Wir haben unseren Antrag auf Gebührenfreiheit eines Erststudiums an Hochschulen und Fachhochschulen im Freistaat Sachsen gestellt, weil es für uns Nationaldemokraten unvereinbar mit dem Anspruch sozialer Gerechtigkeit ist, die Aufnahme eines Studiums künftig von der sozialen Herkunft des Studierenden abhängig zu machen. Das würde – und über diese Konsequenz darf kein Zweifel bestehen – auf ein Zwei-Klassen-Bildungssystem hinauslaufen, das wir rundweg ablehnen.

Studiengebühren wären grob unsozial und ein Rückschritt in eine Zeit, in der Bildung noch kein selbstverständliches Allgemeingut, sondern das Privileg einiger Begüterter gewesen ist. Das Recht auf gleiche Bildungschancen einschließlich des Hochschulstudiums gehört zu den größten Errungenschaften der deutschen Bildungsgeschichte und darf auch in der heutigen Zeit unter keinen Umständen zur Disposition gestellt werden.

Meine Fraktion empfindet es deshalb als besonders alarmierend – –

(Prof. Dr. Peter Porsch, PDS steht am Mikrofon.)

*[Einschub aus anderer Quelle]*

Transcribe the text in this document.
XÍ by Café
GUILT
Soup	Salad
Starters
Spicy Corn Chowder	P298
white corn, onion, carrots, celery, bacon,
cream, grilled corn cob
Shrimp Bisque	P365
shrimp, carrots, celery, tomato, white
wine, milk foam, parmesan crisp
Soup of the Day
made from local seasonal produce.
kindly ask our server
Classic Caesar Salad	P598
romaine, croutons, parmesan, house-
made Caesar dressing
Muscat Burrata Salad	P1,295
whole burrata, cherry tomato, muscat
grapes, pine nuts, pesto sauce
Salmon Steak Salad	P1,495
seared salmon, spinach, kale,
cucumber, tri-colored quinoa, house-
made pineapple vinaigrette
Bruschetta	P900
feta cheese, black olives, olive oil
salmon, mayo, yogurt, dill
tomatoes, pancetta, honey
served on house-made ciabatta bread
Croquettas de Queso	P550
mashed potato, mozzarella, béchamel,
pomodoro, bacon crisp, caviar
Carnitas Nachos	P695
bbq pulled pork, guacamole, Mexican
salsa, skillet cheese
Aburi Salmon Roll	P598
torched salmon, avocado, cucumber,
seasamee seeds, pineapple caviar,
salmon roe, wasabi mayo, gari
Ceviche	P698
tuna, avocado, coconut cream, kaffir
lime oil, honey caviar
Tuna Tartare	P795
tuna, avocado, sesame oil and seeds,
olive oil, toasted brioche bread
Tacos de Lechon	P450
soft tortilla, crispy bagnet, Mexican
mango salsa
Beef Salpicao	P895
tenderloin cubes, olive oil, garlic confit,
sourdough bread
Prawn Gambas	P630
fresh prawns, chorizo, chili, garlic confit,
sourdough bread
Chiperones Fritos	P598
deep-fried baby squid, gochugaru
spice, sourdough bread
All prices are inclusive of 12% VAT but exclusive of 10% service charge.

Herr Porsch, Sie möchten doch sicherlich auch relativ zeitig ins Wochenende kommen, ich möchte das auch. Deswegen werde ich meine Rede jetzt zu Ende halten.

Herr Gansel, bitte, ich stelle die Frage: Möchten Sie eine Zwischenfrage gestatten?

Nein. Ich gehe davon aus, dass wir alle einigermaßen zeitig ins Wochenende kommen wollen.

(Prof. Dr. Peter Porsch, PDS: Ich will für mein Geld arbeiten!)

Herr Porsch, das ist eine seltene Form der Fleißigkeit Ihrerseits, aber sparen Sie sich bitte trotzdem den rhetorischen Aufwand. – Danke.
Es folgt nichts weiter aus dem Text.